Skeelie moved to support him, stood tall and strong beside him, holding his shoulders. Her voice shook only slightly. “Perhaps it is flawed just as Ere is flawed. Just so—as men’s lives are flawed.”
“Yes,” he said, staring down at the stone.
“Though,” she added quietly, “that makes their lives no less magnificent.”

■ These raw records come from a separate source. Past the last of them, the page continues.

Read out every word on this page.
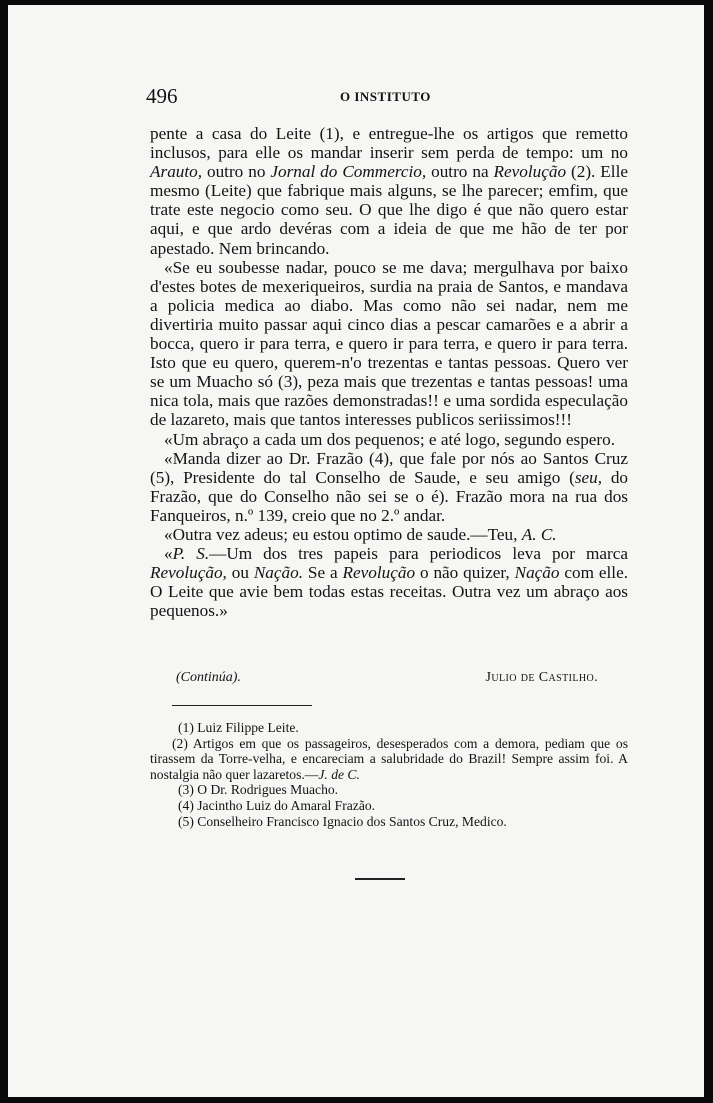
496	O INSTITUTO

pente a casa do Leite (1), e entregue-lhe os artigos que remetto inclusos, para elle os mandar inserir sem perda de tempo: um no Arauto, outro no Jornal do Commercio, outro na Revolução (2). Elle mesmo (Leite) que fabrique mais alguns, se lhe parecer; emfim, que trate este negocio como seu. O que lhe digo é que não quero estar aqui, e que ardo devéras com a ideia de que me hão de ter por apestado. Nem brincando.

«Se eu soubesse nadar, pouco se me dava; mergulhava por baixo d'estes botes de mexeriqueiros, surdia na praia de Santos, e mandava a policia medica ao diabo. Mas como não sei nadar, nem me divertiria muito passar aqui cinco dias a pescar camarões e a abrir a bocca, quero ir para terra, e quero ir para terra, e quero ir para terra. Isto que eu quero, querem-n'o trezentas e tantas pessoas. Quero ver se um Muacho só (3), peza mais que trezentas e tantas pessoas! uma nica tola, mais que razões demonstradas!! e uma sordida especulação de lazareto, mais que tantos interesses publicos seriissimos!!!

«Um abraço a cada um dos pequenos; e até logo, segundo espero.

«Manda dizer ao Dr. Frazão (4), que fale por nós ao Santos Cruz (5), Presidente do tal Conselho de Saude, e seu amigo (seu, do Frazão, que do Conselho não sei se o é). Frazão mora na rua dos Fanqueiros, n.º 139, creio que no 2.º andar.

«Outra vez adeus; eu estou optimo de saude.—Teu, A. C.

«P. S.—Um dos tres papeis para periodicos leva por marca Revolução, ou Nação. Se a Revolução o não quizer, Nação com elle. O Leite que avie bem todas estas receitas. Outra vez um abraço aos pequenos.»

(Continúa).	Julio de Castilho.

(1) Luiz Filippe Leite.

(2) Artigos em que os passageiros, desesperados com a demora, pediam que os tirassem da Torre-velha, e encareciam a salubridade do Brazil! Sempre assim foi. A nostalgia não quer lazaretos.—J. de C.

(3) O Dr. Rodrigues Muacho.

(4) Jacintho Luiz do Amaral Frazão.

(5) Conselheiro Francisco Ignacio dos Santos Cruz, Medico.
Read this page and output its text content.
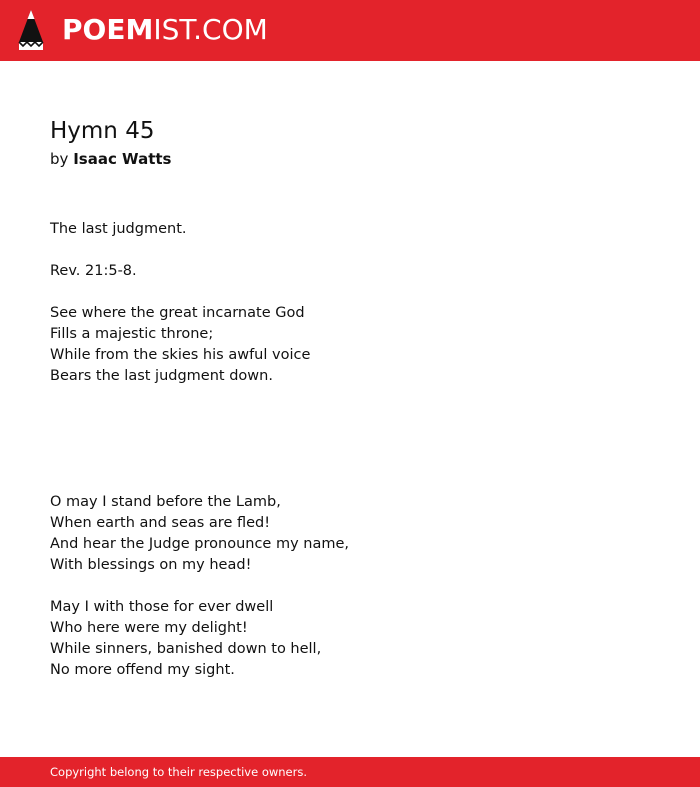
POEMIST.COM
Hymn 45
by Isaac Watts
The last judgment.
Rev. 21:5-8.
See where the great incarnate God
Fills a majestic throne;
While from the skies his awful voice
Bears the last judgment down.
O may I stand before the Lamb,
When earth and seas are fled!
And hear the Judge pronounce my name,
With blessings on my head!
May I with those for ever dwell
Who here were my delight!
While sinners, banished down to hell,
No more offend my sight.
Copyright belong to their respective owners.
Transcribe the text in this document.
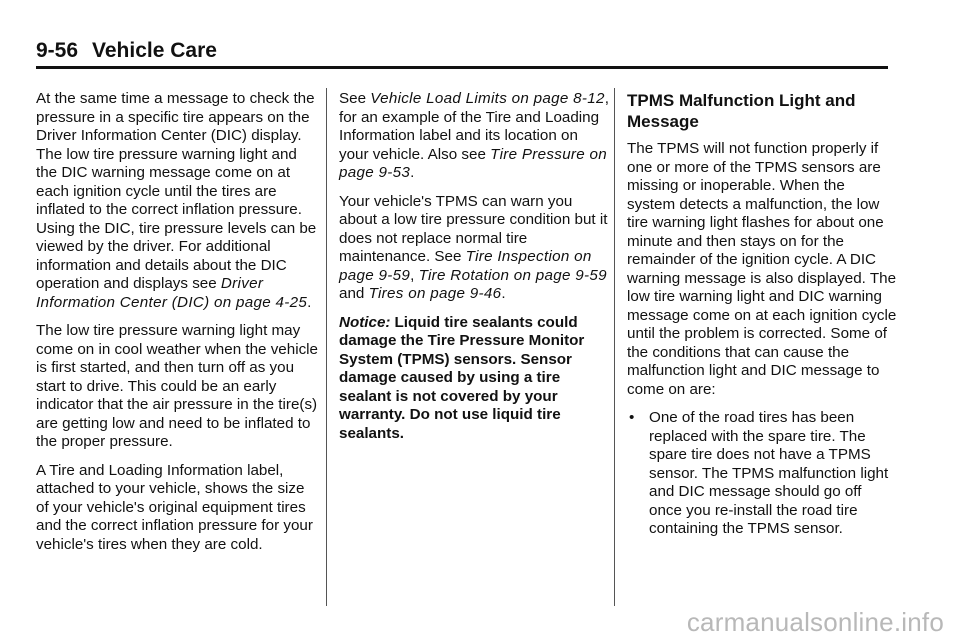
9-56 Vehicle Care

At the same time a message to check the pressure in a specific tire appears on the Driver Information Center (DIC) display. The low tire pressure warning light and the DIC warning message come on at each ignition cycle until the tires are inflated to the correct inflation pressure. Using the DIC, tire pressure levels can be viewed by the driver. For additional information and details about the DIC operation and displays see Driver Information Center (DIC) on page 4‑25.

The low tire pressure warning light may come on in cool weather when the vehicle is first started, and then turn off as you start to drive. This could be an early indicator that the air pressure in the tire(s) are getting low and need to be inflated to the proper pressure.

A Tire and Loading Information label, attached to your vehicle, shows the size of your vehicle's original equipment tires and the correct inflation pressure for your vehicle's tires when they are cold.

See Vehicle Load Limits on page 8‑12, for an example of the Tire and Loading Information label and its location on your vehicle. Also see Tire Pressure on page 9‑53.

Your vehicle's TPMS can warn you about a low tire pressure condition but it does not replace normal tire maintenance. See Tire Inspection on page 9‑59, Tire Rotation on page 9‑59 and Tires on page 9‑46.

Notice: Liquid tire sealants could damage the Tire Pressure Monitor System (TPMS) sensors. Sensor damage caused by using a tire sealant is not covered by your warranty. Do not use liquid tire sealants.

TPMS Malfunction Light and Message

The TPMS will not function properly if one or more of the TPMS sensors are missing or inoperable. When the system detects a malfunction, the low tire warning light flashes for about one minute and then stays on for the remainder of the ignition cycle. A DIC warning message is also displayed. The low tire warning light and DIC warning message come on at each ignition cycle until the problem is corrected. Some of the conditions that can cause the malfunction light and DIC message to come on are:

• One of the road tires has been replaced with the spare tire. The spare tire does not have a TPMS sensor. The TPMS malfunction light and DIC message should go off once you re-install the road tire containing the TPMS sensor.
carmanualsonline.info
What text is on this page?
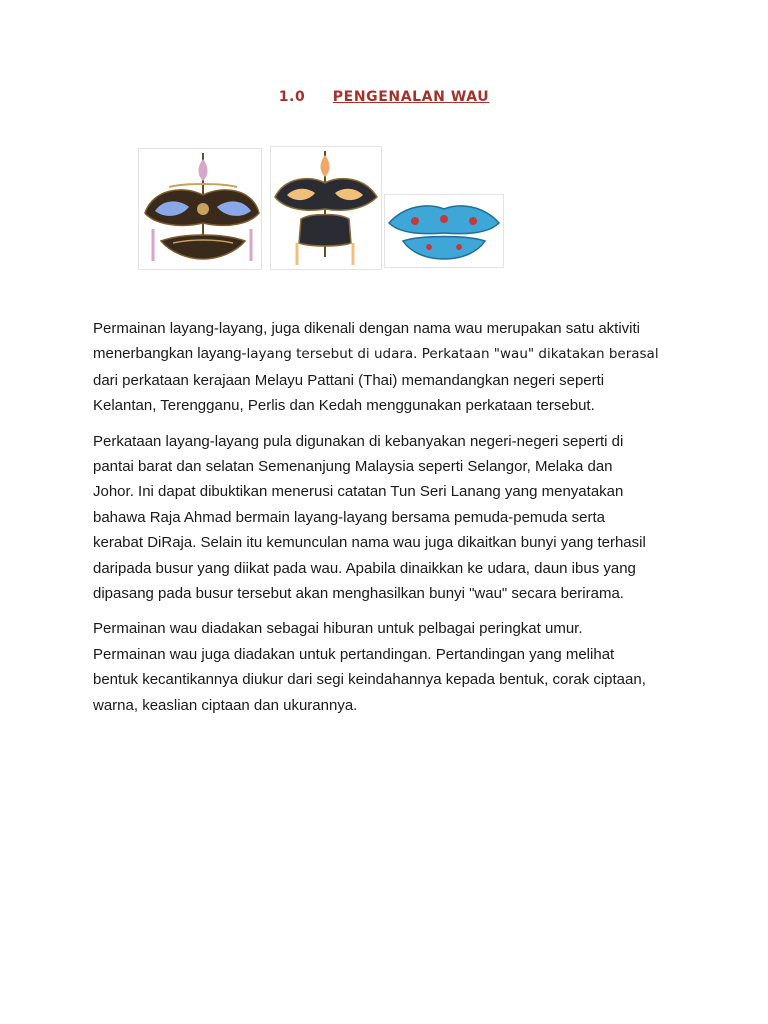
1.0 PENGENALAN WAU

Permainan layang-layang, juga dikenali dengan nama wau merupakan satu aktiviti
menerbangkan layang-layang tersebut di udara. Perkataan "wau" dikatakan berasal
dari perkataan kerajaan Melayu Pattani (Thai) memandangkan negeri seperti
Kelantan, Terengganu, Perlis dan Kedah menggunakan perkataan tersebut.

Perkataan layang-layang pula digunakan di kebanyakan negeri-negeri seperti di
pantai barat dan selatan Semenanjung Malaysia seperti Selangor, Melaka dan
Johor. Ini dapat dibuktikan menerusi catatan Tun Seri Lanang yang menyatakan
bahawa Raja Ahmad bermain layang-layang bersama pemuda-pemuda serta
kerabat DiRaja. Selain itu kemunculan nama wau juga dikaitkan bunyi yang terhasil
daripada busur yang diikat pada wau. Apabila dinaikkan ke udara, daun ibus yang
dipasang pada busur tersebut akan menghasilkan bunyi "wau" secara berirama.

Permainan wau diadakan sebagai hiburan untuk pelbagai peringkat umur.
Permainan wau juga diadakan untuk pertandingan. Pertandingan yang melihat
bentuk kecantikannya diukur dari segi keindahannya kepada bentuk, corak ciptaan,
warna, keaslian ciptaan dan ukurannya.
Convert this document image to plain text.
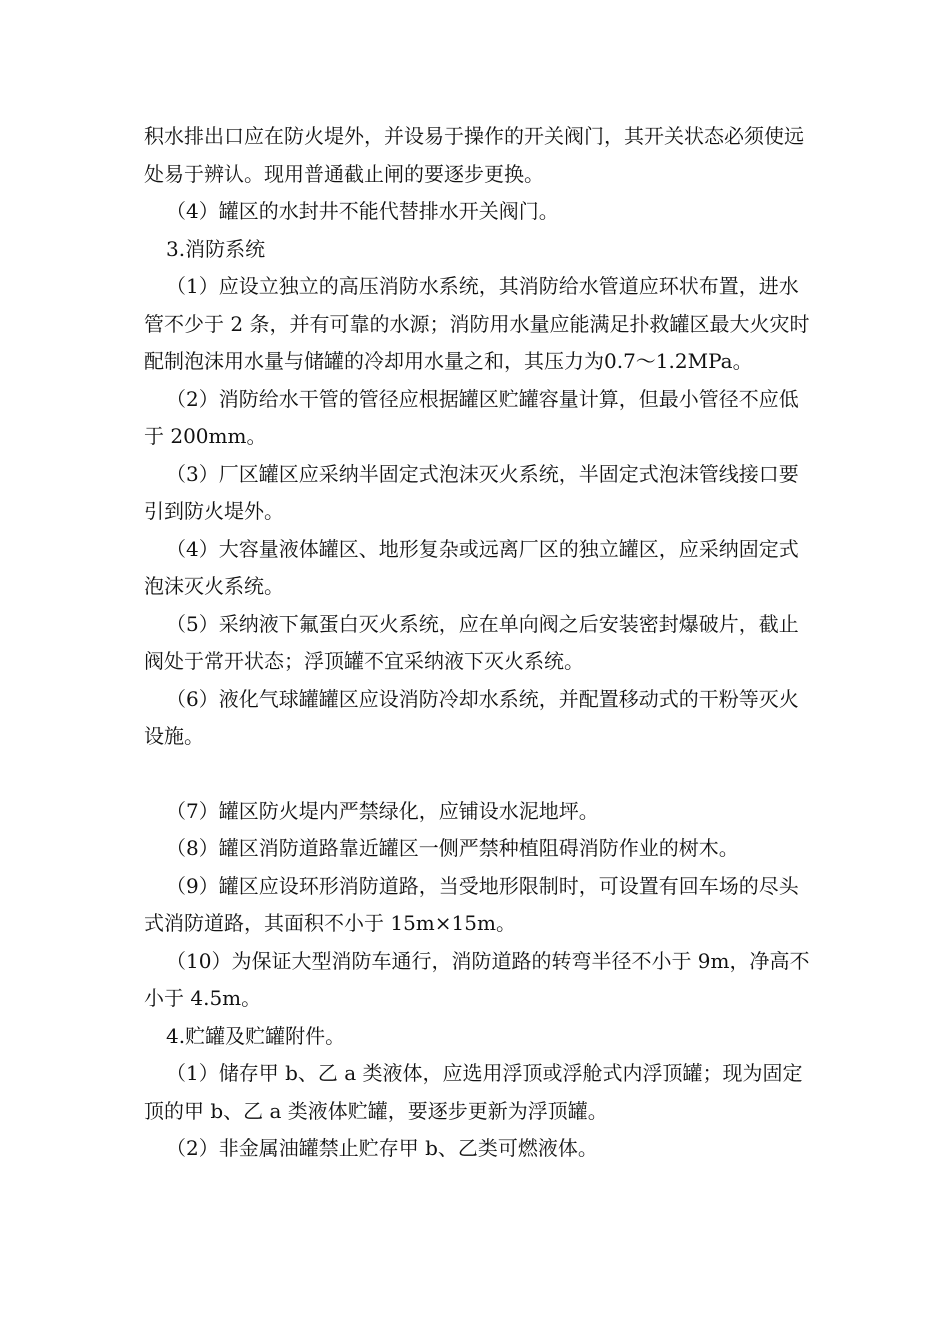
积水排出口应在防火堤外，并设易于操作的开关阀门，其开关状态必须使远处易于辨认。现用普通截止闸的要逐步更换。

（4）罐区的水封井不能代替排水开关阀门。

3.消防系统

（1）应设立独立的高压消防水系统，其消防给水管道应环状布置，进水管不少于 2 条，并有可靠的水源；消防用水量应能满足扑救罐区最大火灾时配制泡沫用水量与储罐的冷却用水量之和，其压力为0.7～1.2MPa。

（2）消防给水干管的管径应根据罐区贮罐容量计算，但最小管径不应低于 200mm。

（3）厂区罐区应采纳半固定式泡沫灭火系统，半固定式泡沫管线接口要引到防火堤外。

（4）大容量液体罐区、地形复杂或远离厂区的独立罐区，应采纳固定式泡沫灭火系统。

（5）采纳液下氟蛋白灭火系统，应在单向阀之后安装密封爆破片，截止阀处于常开状态；浮顶罐不宜采纳液下灭火系统。

（6）液化气球罐罐区应设消防冷却水系统，并配置移动式的干粉等灭火设施。

（7）罐区防火堤内严禁绿化，应铺设水泥地坪。

（8）罐区消防道路靠近罐区一侧严禁种植阻碍消防作业的树木。

（9）罐区应设环形消防道路，当受地形限制时，可设置有回车场的尽头式消防道路，其面积不小于 15m×15m。

（10）为保证大型消防车通行，消防道路的转弯半径不小于 9m，净高不小于 4.5m。

4.贮罐及贮罐附件。

（1）储存甲 b、乙 a 类液体，应选用浮顶或浮舱式内浮顶罐；现为固定顶的甲 b、乙 a 类液体贮罐，要逐步更新为浮顶罐。

（2）非金属油罐禁止贮存甲 b、乙类可燃液体。
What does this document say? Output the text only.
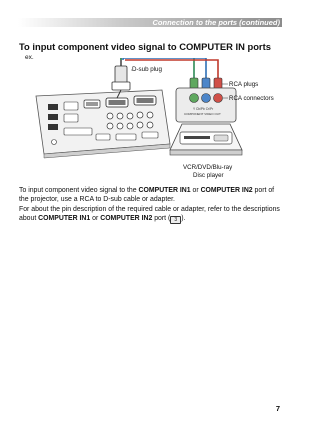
Connection to the ports (continued)
To input component video signal to COMPUTER IN ports
ex.
Y Cb/Pb Cr/Pr
COMPONENT VIDEO OUT
D-sub plug
RCA plugs
RCA connectors
VCR/DVD/Blu-ray
Disc player

To input component video signal to the COMPUTER IN1 or COMPUTER IN2 port of the projector, use a RCA to D-sub cable or adapter.

For about the pin description of the required cable or adapter, refer to the descriptions about COMPUTER IN1 or COMPUTER IN2 port ( 3 ).

7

He leaned against Skeelie, felt her strength, her gentleness. Then he looked across to Meatha, reached to take her hand.
“It is done,” Meatha said. Above them the sky was empty, the remaining lizards had fled.
“And the wolves?” he said suddenly, looking around him. The white-haired child stood alone, a little way from them.
“The wolves are gone,” Meatha said. “They make for Carriol and their brothers.” He glimpsed them in the shadows of his mind racing across the sand. “They will return to us,” she said. “Maybe with mates by their sides.” She smiled. “Too long alone, those two.” Her warmth and her strength, like Skeelie’s strength, reached out and steadied him; and Skeelie moved away.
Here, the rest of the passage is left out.